- New research finds that if humans carry on with business as usual and the environmental degradation that results, we will pay a steep price — quite literally.
- Researchers found that if we simply continue under the status quo, the global economy will lose at least $479 billion a year, adding up to nearly $10 trillion in losses by 2050, as compared to the “baseline” scenario in which there is no change in ecosystem services over the next 30 years.
- Of the 140 countries included in the study, the United States stands to take the biggest economic hit, losing $83 billion per year by 2050 under this “business as usual” scenario that includes intense consumption of energy and raw materials, widespread land-use change, ongoing rises in greenhouse gas emissions, and continued loss of biodiversity.
New research finds that if humans carry on with business as usual and the environmental degradation that results, we will pay a steep price — quite literally.
Researchers with WWF, Purdue University’s Global Trade Analysis Project, and the Natural Capital Project looked at how forests, wetlands, coral reefs, and other “natural assets” that furnish the ecosystem services we all rely on will be impacted by a variety of future development scenarios. They then examined the economic implications of those impacts over the next three decades.
As detailed in a report summarizing their results, the researchers found that if we simply continue under the status quo, the global economy will lose at least $479 billion a year, adding up to nearly $10 trillion in losses by 2050, as compared to the “baseline” scenario in which there is no change in ecosystem services over the next 30 years.
Of the 140 countries included in the study, the United States stands to take the biggest economic hit, losing $83 billion per year by 2050 under this “business as usual” scenario that includes intense consumption of energy and raw materials, widespread land-use change, ongoing rises in greenhouse gas emissions, and continued loss of biodiversity. The economies of Japan and the UK will also see big losses of $80 billion and $21 billion, respectively, every year.
“This groundbreaking report shows that the U.S. will suffer the world’s biggest economic impact due to nature loss,” Rebecca Shaw, chief scientist at WWF, said in a statement. “We cannot envision a just and stable country, and a prosperous economy, if forests disappear, pollinators vanish, biodiversity collapses and rivers and the ocean are depleted. Continuing with business as usual could lead to disastrous outcomes. We need governments and corporations to halt nature loss and tackle this planetary emergency.”
According to the report, if we continue with business as usual, reductions in the supply of just six ecosystem services — crop pollination, protection of coasts from flooding and erosion, provision of clean water, timber production, marine fisheries, and carbon storage — would cause an annual drop in the global GDP of 0.67% by 2050.

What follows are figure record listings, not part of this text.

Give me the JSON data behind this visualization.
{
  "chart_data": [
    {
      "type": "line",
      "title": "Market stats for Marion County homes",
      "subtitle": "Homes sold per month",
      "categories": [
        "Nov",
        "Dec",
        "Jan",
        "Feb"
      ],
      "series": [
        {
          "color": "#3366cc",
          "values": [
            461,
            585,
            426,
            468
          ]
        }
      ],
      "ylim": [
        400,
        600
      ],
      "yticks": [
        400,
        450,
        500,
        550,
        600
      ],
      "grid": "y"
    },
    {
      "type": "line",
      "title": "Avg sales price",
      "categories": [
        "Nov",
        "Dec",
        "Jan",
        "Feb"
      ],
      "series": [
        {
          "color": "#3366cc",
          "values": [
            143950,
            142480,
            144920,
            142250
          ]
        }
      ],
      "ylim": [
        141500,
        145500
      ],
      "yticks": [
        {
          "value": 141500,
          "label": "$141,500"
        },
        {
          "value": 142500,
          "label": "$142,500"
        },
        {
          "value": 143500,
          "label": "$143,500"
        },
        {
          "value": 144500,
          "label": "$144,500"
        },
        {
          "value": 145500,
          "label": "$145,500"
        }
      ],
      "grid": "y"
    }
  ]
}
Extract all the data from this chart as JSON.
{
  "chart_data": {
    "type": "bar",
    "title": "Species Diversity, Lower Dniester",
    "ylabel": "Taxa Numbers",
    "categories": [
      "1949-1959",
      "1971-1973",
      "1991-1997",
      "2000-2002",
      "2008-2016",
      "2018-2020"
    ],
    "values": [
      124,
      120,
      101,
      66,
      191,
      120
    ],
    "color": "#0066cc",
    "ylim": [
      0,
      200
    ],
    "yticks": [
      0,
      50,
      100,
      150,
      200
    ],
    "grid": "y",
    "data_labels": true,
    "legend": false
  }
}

Included in the annual global losses by 2050 would be $327 billion from flooding, storm surges, and erosion due to sea-level rise and changes in vegetation along coastlines; $128 billion from the loss of carbon storage; $19 billion from reduced water availability for agriculture; $15 billion from the loss of habitat for bees and other pollinator insects; and $7.5 billion from lost forests and the ecosystem services they provide.
By contrast, under a “Global Conservation” scenario marked by sustainable development and protections for areas important for biodiversity and ecosystem services, the researchers found that global GDP would increase by 0.02% per year, or some $11 billion, by 2050 — an annual net gain of $490 billion every year over the business as usual scenario.

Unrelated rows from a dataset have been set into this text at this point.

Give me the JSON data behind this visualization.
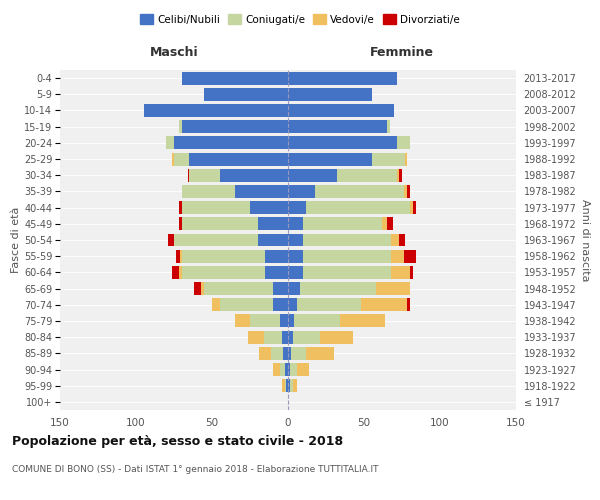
{
  "age_groups": [
    "100+",
    "95-99",
    "90-94",
    "85-89",
    "80-84",
    "75-79",
    "70-74",
    "65-69",
    "60-64",
    "55-59",
    "50-54",
    "45-49",
    "40-44",
    "35-39",
    "30-34",
    "25-29",
    "20-24",
    "15-19",
    "10-14",
    "5-9",
    "0-4"
  ],
  "birth_years": [
    "≤ 1917",
    "1918-1922",
    "1923-1927",
    "1928-1932",
    "1933-1937",
    "1938-1942",
    "1943-1947",
    "1948-1952",
    "1953-1957",
    "1958-1962",
    "1963-1967",
    "1968-1972",
    "1973-1977",
    "1978-1982",
    "1983-1987",
    "1988-1992",
    "1993-1997",
    "1998-2002",
    "2003-2007",
    "2008-2012",
    "2013-2017"
  ],
  "colors": {
    "celibe": "#4472c4",
    "coniugato": "#c5d6a0",
    "vedovo": "#f0c060",
    "divorziato": "#cc0000"
  },
  "maschi": {
    "celibe": [
      0,
      1,
      2,
      3,
      4,
      5,
      10,
      10,
      15,
      15,
      20,
      20,
      25,
      35,
      45,
      65,
      75,
      70,
      95,
      55,
      70
    ],
    "coniugato": [
      0,
      1,
      3,
      8,
      12,
      20,
      35,
      45,
      55,
      55,
      55,
      50,
      45,
      35,
      20,
      10,
      5,
      2,
      0,
      0,
      0
    ],
    "vedovo": [
      0,
      2,
      5,
      8,
      10,
      10,
      5,
      2,
      2,
      1,
      0,
      0,
      0,
      0,
      0,
      1,
      0,
      0,
      0,
      0,
      0
    ],
    "divorziato": [
      0,
      0,
      0,
      0,
      0,
      0,
      0,
      5,
      4,
      3,
      4,
      2,
      2,
      0,
      1,
      0,
      0,
      0,
      0,
      0,
      0
    ]
  },
  "femmine": {
    "nubile": [
      0,
      1,
      1,
      2,
      3,
      4,
      6,
      8,
      10,
      10,
      10,
      10,
      12,
      18,
      32,
      55,
      72,
      65,
      70,
      55,
      72
    ],
    "coniugata": [
      0,
      2,
      5,
      10,
      18,
      30,
      42,
      50,
      58,
      58,
      58,
      52,
      68,
      58,
      40,
      22,
      8,
      2,
      0,
      0,
      0
    ],
    "vedova": [
      0,
      3,
      8,
      18,
      22,
      30,
      30,
      22,
      12,
      8,
      5,
      3,
      2,
      2,
      1,
      1,
      0,
      0,
      0,
      0,
      0
    ],
    "divorziata": [
      0,
      0,
      0,
      0,
      0,
      0,
      2,
      0,
      2,
      8,
      4,
      4,
      2,
      2,
      2,
      0,
      0,
      0,
      0,
      0,
      0
    ]
  },
  "xlim": 150,
  "title": "Popolazione per età, sesso e stato civile - 2018",
  "subtitle": "COMUNE DI BONO (SS) - Dati ISTAT 1° gennaio 2018 - Elaborazione TUTTITALIA.IT",
  "ylabel_left": "Fasce di età",
  "ylabel_right": "Anni di nascita",
  "xlabel_left": "Maschi",
  "xlabel_right": "Femmine",
  "legend_labels": [
    "Celibi/Nubili",
    "Coniugati/e",
    "Vedovi/e",
    "Divorziati/e"
  ],
  "bg_color": "#f0f0f0",
  "bar_height": 0.8
}
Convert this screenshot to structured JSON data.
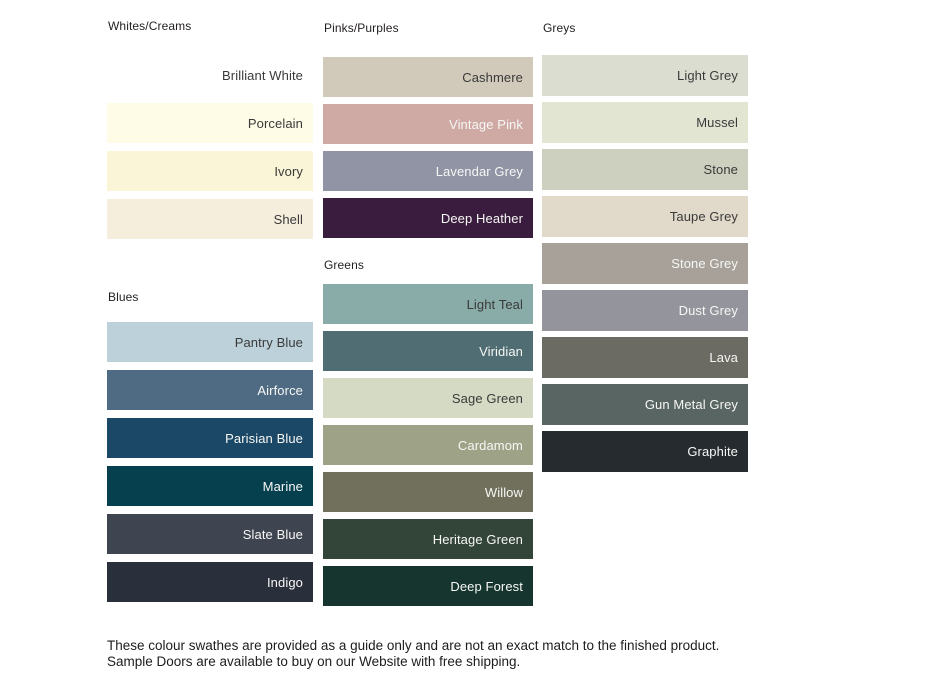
{
  "page": {
    "background": "#ffffff"
  },
  "columns": [
    {
      "sections": [
        {
          "title": "Whites/Creams",
          "swatches": [
            {
              "name": "Brilliant White",
              "color": "#ffffff",
              "label": "dark"
            },
            {
              "name": "Porcelain",
              "color": "#fefbe7",
              "label": "dark"
            },
            {
              "name": "Ivory",
              "color": "#faf5d7",
              "label": "dark"
            },
            {
              "name": "Shell",
              "color": "#f6eedd",
              "label": "dark"
            }
          ]
        },
        {
          "title": "Blues",
          "swatches": [
            {
              "name": "Pantry Blue",
              "color": "#bcd1d9",
              "label": "dark"
            },
            {
              "name": "Airforce",
              "color": "#4e6b83",
              "label": "light"
            },
            {
              "name": "Parisian Blue",
              "color": "#1b4866",
              "label": "light"
            },
            {
              "name": "Marine",
              "color": "#06404f",
              "label": "light"
            },
            {
              "name": "Slate Blue",
              "color": "#3f4550",
              "label": "light"
            },
            {
              "name": "Indigo",
              "color": "#2a303b",
              "label": "light"
            }
          ]
        }
      ]
    },
    {
      "sections": [
        {
          "title": "Pinks/Purples",
          "swatches": [
            {
              "name": "Cashmere",
              "color": "#d1caba",
              "label": "dark"
            },
            {
              "name": "Vintage Pink",
              "color": "#cfa9a4",
              "label": "light"
            },
            {
              "name": "Lavendar Grey",
              "color": "#9094a5",
              "label": "light"
            },
            {
              "name": "Deep Heather",
              "color": "#3a1c3e",
              "label": "light"
            }
          ]
        },
        {
          "title": "Greens",
          "swatches": [
            {
              "name": "Light Teal",
              "color": "#8aaca9",
              "label": "dark"
            },
            {
              "name": "Viridian",
              "color": "#4f6d72",
              "label": "light"
            },
            {
              "name": "Sage Green",
              "color": "#d4dac4",
              "label": "dark"
            },
            {
              "name": "Cardamom",
              "color": "#9ea287",
              "label": "light"
            },
            {
              "name": "Willow",
              "color": "#70705c",
              "label": "light"
            },
            {
              "name": "Heritage Green",
              "color": "#334438",
              "label": "light"
            },
            {
              "name": "Deep Forest",
              "color": "#16352e",
              "label": "light"
            }
          ]
        }
      ]
    },
    {
      "sections": [
        {
          "title": "Greys",
          "swatches": [
            {
              "name": "Light Grey",
              "color": "#dcddd1",
              "label": "dark"
            },
            {
              "name": "Mussel",
              "color": "#e3e5d3",
              "label": "dark"
            },
            {
              "name": "Stone",
              "color": "#cdd0be",
              "label": "dark"
            },
            {
              "name": "Taupe Grey",
              "color": "#e1daca",
              "label": "dark"
            },
            {
              "name": "Stone Grey",
              "color": "#a7a199",
              "label": "light"
            },
            {
              "name": "Dust Grey",
              "color": "#94959c",
              "label": "light"
            },
            {
              "name": "Lava",
              "color": "#6b6b63",
              "label": "light"
            },
            {
              "name": "Gun Metal Grey",
              "color": "#586562",
              "label": "light"
            },
            {
              "name": "Graphite",
              "color": "#262b30",
              "label": "light"
            }
          ]
        }
      ]
    }
  ],
  "footer": {
    "text": "These colour swathes are provided as a guide only and are not an exact match to the finished product.  Sample Doors are available to buy on our Website with free shipping."
  }
}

The world’s agricultural sector will be particularly impacted if we don’t choose the Global Conservation scenario, leading to higher prices for commodities: timber prices would go up by 8%, cotton by 6%, oil seeds by 4%, and fruit and vegetables by 3%.
“Poorer countries would bear most of the costs, compounding the risks faced by millions in already vulnerable economies,” the report states. “Eastern and western Africa, central Asia and parts of South America would be hit particularly hard as a result of the changes in price, trade and production levels (with annual GDP losses of up to 4%). Countries like the USA, Japan, Australia and the UK would also see large losses due to loss of coastal infrastructure and agricultural land through flooding and erosion.”

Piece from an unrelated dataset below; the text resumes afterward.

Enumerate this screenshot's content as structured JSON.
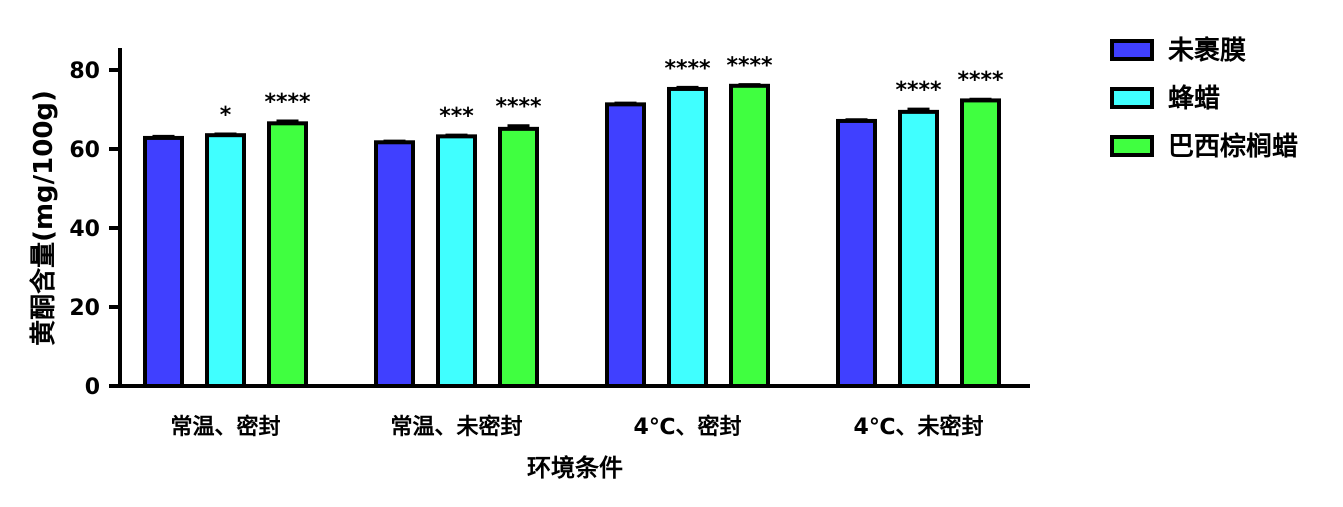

The researchers note in the report that these figures should be considered conservative estimates of the economic impacts from the destruction of nature, since they only looked at the six ecosystem services for which there is enough evidence to quantify the impacts and could not account for the effects of ecosystems reaching tipping points beyond which they change much more rapidly and irreversibly, such as when tropical forests become so degraded that they shift to more fire- and drought-prone savanna habitats.
Additionally, the economic and environmental models used by the researchers to arrive at their estimates only factor in changes to specific natural assets and the ecosystem services they provide, not broader changes that the planet is undergoing, like global climate change and water scarcity.
“The science and economics are clear,” Thomas Hertel, executive director of the Global Trade and Analysis Project, said in a statement. “We can no longer ignore the strong economic case for restoring nature. Inaction will cost us far more than actions aimed at protecting nature’s contributions to the economy. To ensure positive global futures, we need to achieve more sustainable patterns of production and land use, and reform economic and financial systems to incentivize nature-based decision making.”